I’ve always strived to change the image of lesbians as being feminine, although it appears that I have inadvertently become an image for something else- a girl who is like everyone else and just so happens to have a disability. I’ve never embraced this part of me, and I still do not yet fully. I admire, and I’m slightly jealous, of people like Sarah Herron.

sarah-herron
source
Born with only one fully formed arm, she rejects being labelled as disabled (as do I, though I do say I have a disability as opposed to being disabled) and she absolutely flaunts her fabulous self- arm and all. As you can tell, I still hide my hand from my pictures and videos and this is the first time fully posting pictures with my disability. Perhaps one day I can get better with the visible side of things, but until then- this is a big change. A feeling of pride- of realising I have managed to make the most of what I’ve got and at least being able to write it.

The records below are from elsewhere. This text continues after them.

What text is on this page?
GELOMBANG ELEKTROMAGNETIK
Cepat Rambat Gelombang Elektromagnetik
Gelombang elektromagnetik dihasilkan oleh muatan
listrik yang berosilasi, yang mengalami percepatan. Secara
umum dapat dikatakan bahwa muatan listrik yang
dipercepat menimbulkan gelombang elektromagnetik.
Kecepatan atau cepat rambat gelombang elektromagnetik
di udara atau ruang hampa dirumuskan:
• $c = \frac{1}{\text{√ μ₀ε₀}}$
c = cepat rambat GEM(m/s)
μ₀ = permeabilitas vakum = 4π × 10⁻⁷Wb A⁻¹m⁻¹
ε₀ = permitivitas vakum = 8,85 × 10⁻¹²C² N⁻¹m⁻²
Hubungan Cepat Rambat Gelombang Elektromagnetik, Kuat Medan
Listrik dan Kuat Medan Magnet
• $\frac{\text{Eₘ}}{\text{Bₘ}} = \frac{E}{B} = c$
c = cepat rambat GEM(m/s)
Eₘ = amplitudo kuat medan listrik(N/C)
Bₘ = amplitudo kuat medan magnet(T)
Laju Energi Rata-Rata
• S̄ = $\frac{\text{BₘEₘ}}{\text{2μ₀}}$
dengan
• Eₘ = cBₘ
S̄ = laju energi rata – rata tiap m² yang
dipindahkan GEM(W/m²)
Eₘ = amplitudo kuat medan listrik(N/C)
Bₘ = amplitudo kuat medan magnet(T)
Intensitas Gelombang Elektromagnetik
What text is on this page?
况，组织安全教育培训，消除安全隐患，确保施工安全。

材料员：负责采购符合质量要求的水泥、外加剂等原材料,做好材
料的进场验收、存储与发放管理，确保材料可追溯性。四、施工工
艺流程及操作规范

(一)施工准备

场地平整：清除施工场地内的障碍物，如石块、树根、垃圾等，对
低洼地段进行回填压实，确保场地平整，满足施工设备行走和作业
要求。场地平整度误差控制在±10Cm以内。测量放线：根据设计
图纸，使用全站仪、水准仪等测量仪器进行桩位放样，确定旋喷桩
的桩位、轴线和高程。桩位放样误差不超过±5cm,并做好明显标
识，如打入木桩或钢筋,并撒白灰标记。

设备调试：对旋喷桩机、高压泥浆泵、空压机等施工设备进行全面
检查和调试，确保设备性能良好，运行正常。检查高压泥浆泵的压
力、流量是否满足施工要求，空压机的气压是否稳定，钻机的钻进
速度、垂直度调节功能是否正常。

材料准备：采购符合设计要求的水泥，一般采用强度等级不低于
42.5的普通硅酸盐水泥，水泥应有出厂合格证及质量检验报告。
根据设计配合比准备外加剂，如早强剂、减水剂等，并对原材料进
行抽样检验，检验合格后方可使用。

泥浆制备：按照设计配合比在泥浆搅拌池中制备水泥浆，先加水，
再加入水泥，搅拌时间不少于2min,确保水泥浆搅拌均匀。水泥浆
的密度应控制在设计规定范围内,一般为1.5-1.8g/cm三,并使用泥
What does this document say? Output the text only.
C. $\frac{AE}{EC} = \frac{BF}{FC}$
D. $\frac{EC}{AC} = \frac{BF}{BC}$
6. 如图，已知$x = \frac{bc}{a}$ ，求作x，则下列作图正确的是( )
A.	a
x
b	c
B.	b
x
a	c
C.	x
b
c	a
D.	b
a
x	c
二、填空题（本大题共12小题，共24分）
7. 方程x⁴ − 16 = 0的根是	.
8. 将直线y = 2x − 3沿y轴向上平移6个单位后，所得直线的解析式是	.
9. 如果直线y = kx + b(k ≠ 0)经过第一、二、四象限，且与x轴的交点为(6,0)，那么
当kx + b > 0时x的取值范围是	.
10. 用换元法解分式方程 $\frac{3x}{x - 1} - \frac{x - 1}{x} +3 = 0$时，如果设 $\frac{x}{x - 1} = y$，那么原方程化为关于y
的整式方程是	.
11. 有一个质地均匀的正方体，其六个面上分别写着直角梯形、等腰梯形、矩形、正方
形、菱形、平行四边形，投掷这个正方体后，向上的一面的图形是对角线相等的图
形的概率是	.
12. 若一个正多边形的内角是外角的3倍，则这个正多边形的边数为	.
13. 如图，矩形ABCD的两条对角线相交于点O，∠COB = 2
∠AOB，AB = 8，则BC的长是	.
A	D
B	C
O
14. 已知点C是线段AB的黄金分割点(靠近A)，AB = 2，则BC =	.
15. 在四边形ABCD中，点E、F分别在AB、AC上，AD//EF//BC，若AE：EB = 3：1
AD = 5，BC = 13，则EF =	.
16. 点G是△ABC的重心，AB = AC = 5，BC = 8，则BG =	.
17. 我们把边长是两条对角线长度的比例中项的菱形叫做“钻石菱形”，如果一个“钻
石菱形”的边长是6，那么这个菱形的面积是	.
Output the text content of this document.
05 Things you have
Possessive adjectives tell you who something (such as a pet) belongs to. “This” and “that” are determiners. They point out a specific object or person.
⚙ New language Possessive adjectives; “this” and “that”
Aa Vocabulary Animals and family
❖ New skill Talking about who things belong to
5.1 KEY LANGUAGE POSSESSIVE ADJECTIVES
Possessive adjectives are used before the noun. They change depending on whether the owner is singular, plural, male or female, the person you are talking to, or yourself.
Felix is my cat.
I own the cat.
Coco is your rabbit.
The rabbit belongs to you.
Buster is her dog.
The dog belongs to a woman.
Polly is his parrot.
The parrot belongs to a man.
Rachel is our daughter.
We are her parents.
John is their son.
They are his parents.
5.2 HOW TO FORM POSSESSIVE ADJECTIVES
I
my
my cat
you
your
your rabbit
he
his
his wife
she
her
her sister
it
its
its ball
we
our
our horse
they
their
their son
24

Oh and by the way… I never fully introduced you to my hand properly….

Introducing you to…

Handy!



Turns out, a lot of people actually have a name for their disability and since I can ever remember, it has always gone by the name of Handy! It’s how my family and wife refers to it (though Whitney tries to claim it’s a ‘she’ not ‘it’ or ‘he’). I don’t feel comfortable labelling it as ‘it’, ‘he’, or ‘she’- just Handy!

Thanks for all your ever continued support. Stay strong!